In conclusion, it may be said that, whilst time presses, and the negotiations in India, with the enemy at the gates, may move slowly, with hopes of success now waxing and now waning, and with every moment calling for the exercise of public opinion to drive the Government along the right path and protect it from its own reactionary elements, there are certainly to-day more hopes of a real settlement of the Indian problem than there have been. And it is encouraging to look at the prospects and see what a tremendous prize there is to be gained, both negatively and positively, from such a settlement. Something like one-sixth of the human race will have taken the first step towards building its own free and independent national life, and will be able to look forward to a tremendous development in every field of activity, on the basis of increasing industrial and agricultural activity and a rising standard of living which will have no parallel except in the prototype of such developments, the Soviet Union. And the first result, in spite of technical difficulties, will be that a successful resistance can now be offered both to Japanese arms and to Japanese propaganda.

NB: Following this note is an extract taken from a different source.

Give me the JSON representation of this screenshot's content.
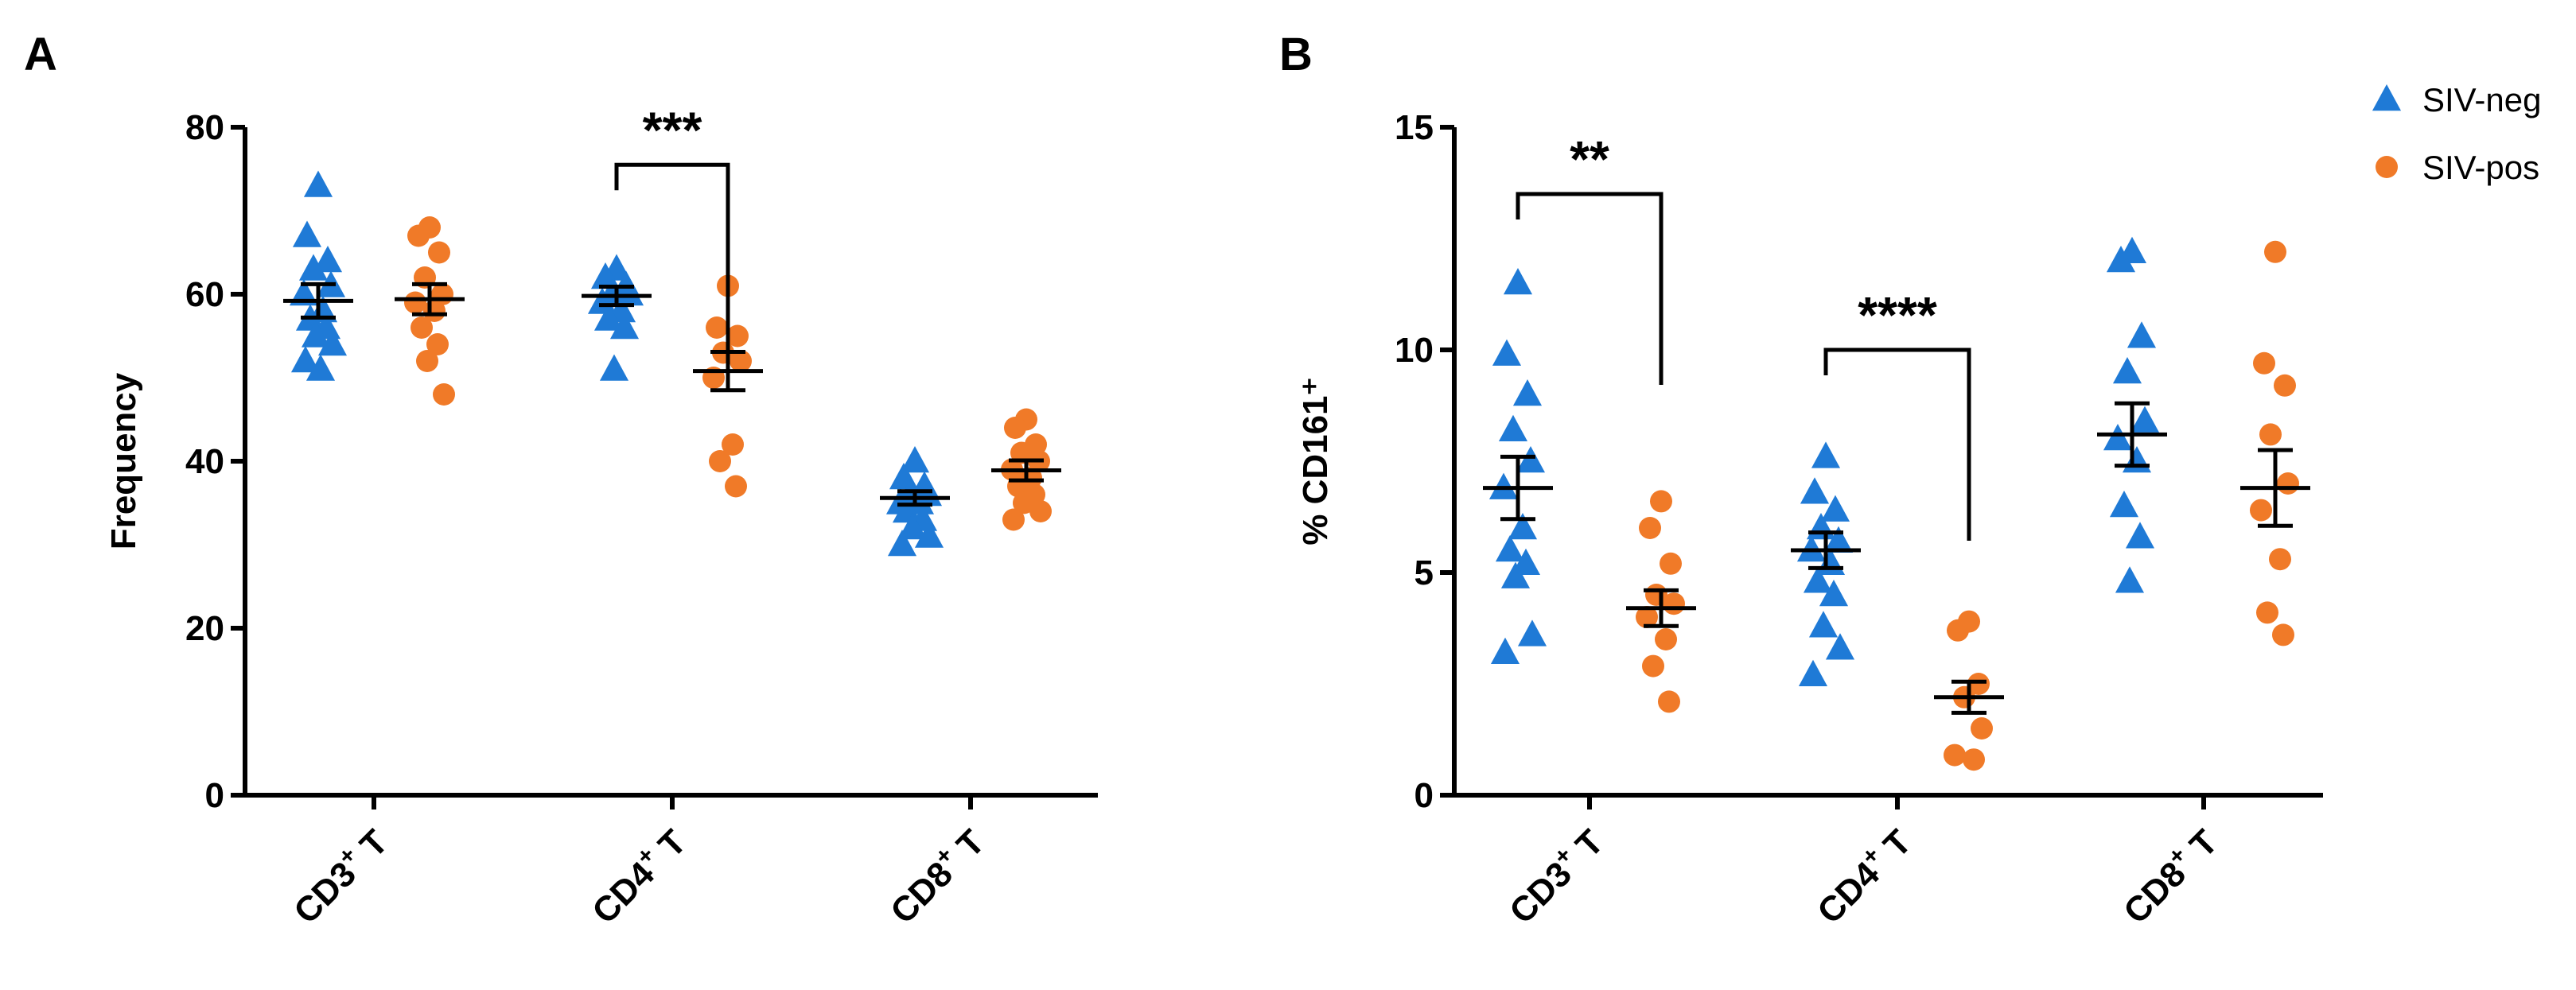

Looked at more narrowly, our own interests will be equally well served. One of the most effective weapons of anti-British propaganda will be gone; neither in the U.S.A., nor in such neutral countries as still exist, nor in the underground movement in Germany, nor anywhere else, will it any longer be possible to assert that every claim or assertion we make about fighting for freedom and democracy is turned into a hollow mockery by our (normally Imperialist) treatment of India. Few even of the politically conscious among us realise for how long, and to how great an extent, the name India has been used almost all over the globe to blacken the fame of Britain.

For ourselves, too, we shall have taken a long step forward. Our standard of living will no longer be a parasitic growth on the poverty and misery of our Indian brothers; we shall have gone some way towards ridding ourselves of the reproach of being accomplices in a cruel exploitation – and incidentally, with the blossoming of a new India (among other things “a better customer”) and the immense increase in our own productivity that will come from the inevitable economic changes, our standard of living will not in fact suffer any setback, but will on the contrary soon increase rapidly, in spite of the “loss” of India. We shall not only be honest; we shall be no poorer even in money for our honesty!

And it is not fanciful, but just sober realism, to foresee a peaceful alliance in Asia of the countless millions of India, China and the U.S.S.R. striding forward to build a world of tranquillity and progress, material and cultural, in which all the other peoples and nations in Asia, including the Japanese, freed of their Fascist government, can take their share.